The Borderlands is a porous territory, a locus of hybridity of ethnicity, race, language, and gender, as Anzaludúa poignantly proposes. She sees herself as atravesada por la frontera, split, rajada. Y esa raja, that split, positions her being in a state of open possibilities. It is the Coatlicue state, el estado de la serpent, a mental and physical position that paralyzes and the same time propels one to continue andando. Anzaldúa claims in her writing her Aztec origin; she is from Aztlán, the mythic place of origin of the Mexican people. And she is also from Tejas, EE.UU., colonized in that sense, after the Guadalupe-Hidalgo treaty. Vive in the border de manera física y mental, su lengua se poliniza with the influence of the tongue of the Anglos and the tongue of the Latinxs. Anzaldúa is frontera in her body. She is queer, rajada también.

Octavio Paz, delving into what it means to be Mexican, describes personalities as masks.
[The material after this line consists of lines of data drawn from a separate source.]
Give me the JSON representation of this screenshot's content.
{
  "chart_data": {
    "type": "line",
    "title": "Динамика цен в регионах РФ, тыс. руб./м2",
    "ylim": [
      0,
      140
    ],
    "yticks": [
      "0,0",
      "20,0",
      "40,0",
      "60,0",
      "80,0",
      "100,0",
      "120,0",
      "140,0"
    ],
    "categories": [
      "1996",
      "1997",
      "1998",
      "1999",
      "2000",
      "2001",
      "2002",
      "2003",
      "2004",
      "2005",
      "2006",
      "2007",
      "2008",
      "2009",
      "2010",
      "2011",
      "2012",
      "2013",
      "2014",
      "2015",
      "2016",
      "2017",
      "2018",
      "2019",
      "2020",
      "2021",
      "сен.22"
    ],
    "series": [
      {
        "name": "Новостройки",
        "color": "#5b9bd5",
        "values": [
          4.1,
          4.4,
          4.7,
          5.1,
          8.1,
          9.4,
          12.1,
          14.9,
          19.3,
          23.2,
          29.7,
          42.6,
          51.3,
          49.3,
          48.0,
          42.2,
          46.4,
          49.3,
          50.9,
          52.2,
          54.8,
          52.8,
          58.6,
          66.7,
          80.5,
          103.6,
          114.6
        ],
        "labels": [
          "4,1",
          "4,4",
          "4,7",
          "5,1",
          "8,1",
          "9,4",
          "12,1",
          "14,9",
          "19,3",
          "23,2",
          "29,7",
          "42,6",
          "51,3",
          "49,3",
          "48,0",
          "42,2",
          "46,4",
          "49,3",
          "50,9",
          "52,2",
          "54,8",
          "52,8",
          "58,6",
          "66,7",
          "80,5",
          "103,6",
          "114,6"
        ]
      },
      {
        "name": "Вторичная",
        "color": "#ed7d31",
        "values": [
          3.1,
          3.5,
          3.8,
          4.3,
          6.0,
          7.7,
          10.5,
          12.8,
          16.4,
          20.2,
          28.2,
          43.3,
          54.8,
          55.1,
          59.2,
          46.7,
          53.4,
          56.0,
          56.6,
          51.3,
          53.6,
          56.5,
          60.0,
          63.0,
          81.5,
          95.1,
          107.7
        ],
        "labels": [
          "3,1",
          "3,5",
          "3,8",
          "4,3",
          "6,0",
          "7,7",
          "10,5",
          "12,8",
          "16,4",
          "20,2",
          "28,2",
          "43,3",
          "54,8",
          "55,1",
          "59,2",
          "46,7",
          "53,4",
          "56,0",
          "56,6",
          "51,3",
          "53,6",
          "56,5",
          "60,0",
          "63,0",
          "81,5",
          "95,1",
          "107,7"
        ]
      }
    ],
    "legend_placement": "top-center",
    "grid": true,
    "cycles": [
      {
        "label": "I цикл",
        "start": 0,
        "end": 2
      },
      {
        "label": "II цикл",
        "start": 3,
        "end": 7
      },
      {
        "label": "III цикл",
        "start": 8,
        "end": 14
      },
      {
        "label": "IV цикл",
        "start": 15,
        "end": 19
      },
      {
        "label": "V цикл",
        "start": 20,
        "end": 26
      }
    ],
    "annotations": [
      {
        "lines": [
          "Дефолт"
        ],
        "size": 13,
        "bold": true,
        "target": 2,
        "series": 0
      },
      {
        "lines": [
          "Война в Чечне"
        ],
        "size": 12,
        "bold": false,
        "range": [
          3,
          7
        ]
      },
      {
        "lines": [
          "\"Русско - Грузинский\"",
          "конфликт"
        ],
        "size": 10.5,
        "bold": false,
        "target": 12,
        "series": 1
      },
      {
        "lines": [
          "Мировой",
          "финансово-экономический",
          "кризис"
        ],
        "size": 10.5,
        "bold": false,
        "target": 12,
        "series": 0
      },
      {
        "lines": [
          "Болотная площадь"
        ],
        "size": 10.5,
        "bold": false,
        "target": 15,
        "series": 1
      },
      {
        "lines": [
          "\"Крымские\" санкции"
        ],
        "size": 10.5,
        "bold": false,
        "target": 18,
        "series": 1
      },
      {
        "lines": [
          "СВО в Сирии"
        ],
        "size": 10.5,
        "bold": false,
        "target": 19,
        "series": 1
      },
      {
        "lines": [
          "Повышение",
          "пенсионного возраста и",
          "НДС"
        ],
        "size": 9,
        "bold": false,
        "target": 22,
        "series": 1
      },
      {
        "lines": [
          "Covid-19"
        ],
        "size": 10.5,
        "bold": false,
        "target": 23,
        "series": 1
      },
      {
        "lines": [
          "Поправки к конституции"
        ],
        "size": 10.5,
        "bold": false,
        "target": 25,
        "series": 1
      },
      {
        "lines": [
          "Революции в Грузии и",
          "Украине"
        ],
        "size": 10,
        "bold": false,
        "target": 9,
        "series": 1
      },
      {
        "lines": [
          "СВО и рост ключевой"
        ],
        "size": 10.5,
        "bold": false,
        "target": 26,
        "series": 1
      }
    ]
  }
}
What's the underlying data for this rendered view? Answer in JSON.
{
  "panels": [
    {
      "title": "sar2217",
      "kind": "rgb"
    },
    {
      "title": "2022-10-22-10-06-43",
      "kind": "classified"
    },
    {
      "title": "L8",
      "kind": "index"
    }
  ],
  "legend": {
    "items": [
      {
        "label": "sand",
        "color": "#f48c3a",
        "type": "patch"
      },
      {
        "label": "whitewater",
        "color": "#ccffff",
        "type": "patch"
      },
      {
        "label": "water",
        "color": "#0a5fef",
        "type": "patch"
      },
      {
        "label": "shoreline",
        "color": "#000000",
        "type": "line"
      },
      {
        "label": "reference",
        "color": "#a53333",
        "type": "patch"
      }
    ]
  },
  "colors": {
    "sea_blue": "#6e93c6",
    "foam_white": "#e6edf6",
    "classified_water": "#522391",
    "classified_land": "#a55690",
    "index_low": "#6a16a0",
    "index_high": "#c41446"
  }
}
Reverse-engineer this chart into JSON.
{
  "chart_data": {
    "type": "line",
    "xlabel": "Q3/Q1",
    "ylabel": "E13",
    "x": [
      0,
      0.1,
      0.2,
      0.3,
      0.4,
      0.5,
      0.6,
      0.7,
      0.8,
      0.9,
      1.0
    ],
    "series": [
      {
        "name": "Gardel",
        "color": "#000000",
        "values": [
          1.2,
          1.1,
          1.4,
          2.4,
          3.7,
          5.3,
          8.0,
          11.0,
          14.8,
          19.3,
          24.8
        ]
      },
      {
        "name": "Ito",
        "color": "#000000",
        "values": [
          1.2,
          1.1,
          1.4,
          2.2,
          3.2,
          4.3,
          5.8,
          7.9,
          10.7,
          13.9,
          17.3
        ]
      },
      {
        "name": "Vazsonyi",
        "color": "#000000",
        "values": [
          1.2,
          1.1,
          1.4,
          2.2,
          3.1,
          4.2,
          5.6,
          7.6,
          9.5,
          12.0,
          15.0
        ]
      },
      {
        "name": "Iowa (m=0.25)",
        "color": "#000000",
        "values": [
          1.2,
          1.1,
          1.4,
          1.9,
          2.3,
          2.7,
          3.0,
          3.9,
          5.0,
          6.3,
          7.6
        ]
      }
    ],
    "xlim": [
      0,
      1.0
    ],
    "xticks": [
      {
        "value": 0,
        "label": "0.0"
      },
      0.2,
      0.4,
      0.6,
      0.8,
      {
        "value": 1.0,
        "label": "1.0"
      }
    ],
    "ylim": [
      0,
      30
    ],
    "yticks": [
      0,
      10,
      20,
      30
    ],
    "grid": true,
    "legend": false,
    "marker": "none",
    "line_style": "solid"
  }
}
Masks are palimpsests: every layer of personality is informed by the sentiment which comes with a word. There is a tension between rajarse and abrirse. “El ideal de la ‘hombría’ consiste en no ‘rajarse’ nunca […] Las mujeres son seres inferiores porque, al entregarse, se abren. Su inferioridad es constitucional y radica en su sexo, en su ‘rajada’, herida que jamás cicatriza” (10). The Christian culture of patriarcado delimits women to their role as mothers (virgin maries) or prostitutes (malinches, malas mujeres, mal habladas).

When the Borderlands is taken as the place of enunciation (Mignolo’s border thinking) we can think about atravesados. “Los atravesados live here: the squint-eyed, the perverse, the queer, the troublesome, the mongrel, the mulato, the half-breed, the half dead; in short, those who cross over, pass over, or go thought the confines of the ‘normal.’” (Anzaldúa 3). The atravesados have the power to subvert the subaltern place of Ninguno. Romper el silencio para que Ninguno hable. Estar rajada is therefore a starting point.

Raja, frontera, abrir, atravesar, hacer hablar a Ninguno… all of these concepts coalesce in an open invitation to movement; an invitation to walk, to cross fronteras, pollinize like bees, migrate like the papalotls, sanar las heridas con conocimiento ancestral. Walking, as Diana Taylor reminds us, is an invitation to think, to decolonize our mind shaped by our thoughts of Western colonizer thinking. ¡Una invitación para estar presente y andar allá donde se demanda nuestra presencia! Being with, dice Jean-Luc Nancy. ¿Con quién? Con los atravesados, como no. Ten thousand people are walking, up the isthmus of a split continent, rajado. Atravesando fronteras para llegar también a su homeland. Andemos con ellxs. Let’s figure out how to walk with them.

Paz, Octavio. El laberinto de la soledad. México City: Fondo de Cultura Económica, 1986. Print.Anzaldúa, Gloria. Boderlands: La Frontera. San Francisco: Aunt Lute Book Company, 1987. Print.